Известен точный день их расставания – 25 февраля 1931 года. Именно тогда красному командарму Шиловскому стали известны отношения его жены с белым драматургом Булгаковым. Как вспоминала первая супруга драматурга Сергея Ермолинского М. А. Чимишкиан, Любовь Евгеньевна Белозерская (сама она об этой истории писать не стала, но именно ее подозревала Елена Сергеевна в доносительстве ) рассказывала о случившемся в тот день: «Тут такое было! Шиловский прибегал, грозил пистолетом…» [142; 349] Евгения Александровича иногда за это упрекают: угрожал безоружному человеку, возвращал Булгакова в состояние гражданской войны – Киев, петлюровцы… Все так, но Шиловский защищал свой дом, свою семью, своих детей, очаг, и перед этой непреклонной волей Мастер с Маргаритою были вынуждены отступить. Елена Сергеевна вспоминала позднее: «Потом наступили гораздо более трудные времена, когда мне было очень трудно уйти из дома именно из-за того, что муж был очень хорошим человеком, из-за того, что у нас была такая дружная семья. В первый раз я смалодушествовала и осталась, и я не видела Булгакова двадцать месяцев, давши слово, что не приму ни одного письма, не подойду ни разу к телефону, не выйду одна на улицу» [75].
И вот тогда он остался один на один и с МХАТом, терзавшим его инсценировку «Мертвых душ», и с молчанием Кремля, и с женой, которая уже, похоже, точно для себя все решила, давно жила отдельной жизнью, а неудачнику мужу насмешливо говорила: «Ты не Достоевский!»

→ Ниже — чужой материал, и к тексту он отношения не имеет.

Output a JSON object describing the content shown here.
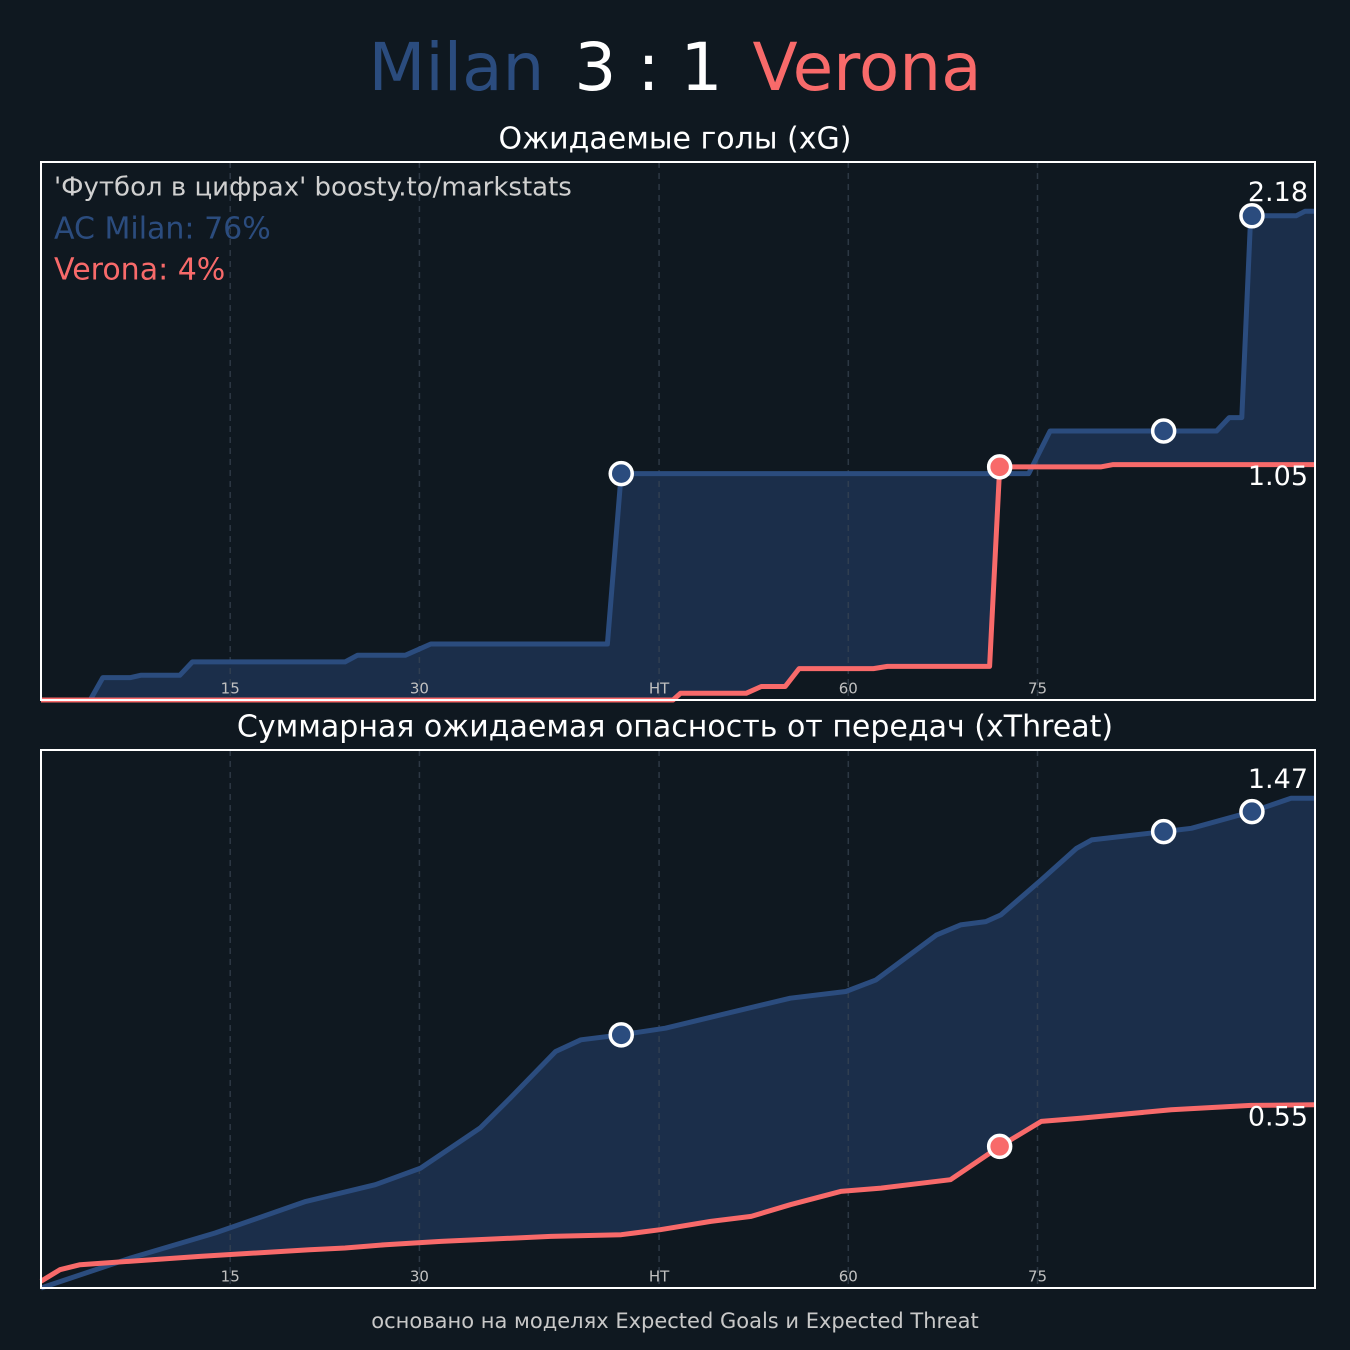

Единственной отдушиной оставалось творчество, но теперь Булгаков не мог позволить себе писать пьесы по собственной охоте и садился за стол тогда, когда у него на руках был договор с каким-нибудь театром и был получен аванс. Так получилось, что летом 1931 года с Булгаковым заключил договор Ленинградский Красный театр «на пьесу о будущей войне». Сохранились очень интересные воспоминания заведующей литературной частью этого театра Е. Шереметьевой о том, как заключение контракта происходило. К любого рода диалогам в мемуарах всегда стоит относиться с большой долей осторожности – пылкая Ахматова называла использование прямой речи в мемуарах уголовно наказуемым деянием – но в данном случае, быть может, прямая речь добавит живые штрихи к образу Булгакова, человека не только измученного, гонимого, затравленного судьбою, но и умеющего хорошо держаться, знающего себе цену, галантного, светского, наконец. И очень ждущего такого звонка, такого предложения…
«– Слушаю вас! – не то нетерпение, не то раздражение послышались мне в голосе. Оробев, я спросила:
– Михаил Афанасьевич?
– Так точно, Михаил Афанасьевич, – иронически-вежливо отозвался приятный баритон.
Как-то не очень складно я сказала, что у меня к нему деловое поручение, назвала себя, театр. Долго слушала молчание, стала соображать: так ли, то ли, ясно ли я объяснила? Или он не хочет разговаривать? Наконец услышала недоумевающее:
– Нам, вероятно, надо встретиться?
– Да, конечно, когда вам удобно?
– Нет, когда вам удобно, – подчеркнуто вежливо и, мне показалось, с улыбкой сказал Булгаков, – и где вам удобно?
– Главная цель моей командировки – встреча с вами. Так что – когда вы можете…
– Хоть сейчас! – совсем весело ответил Михаил Афанасьевич. – Куда прикажете явиться? Или ждать вас?
<…> Простой живой ответ Михаила Афанасьевича был неожиданным и удивил и обрадовал меня» [32; 367].
Но нетрудно представить, что еще больше был рад он.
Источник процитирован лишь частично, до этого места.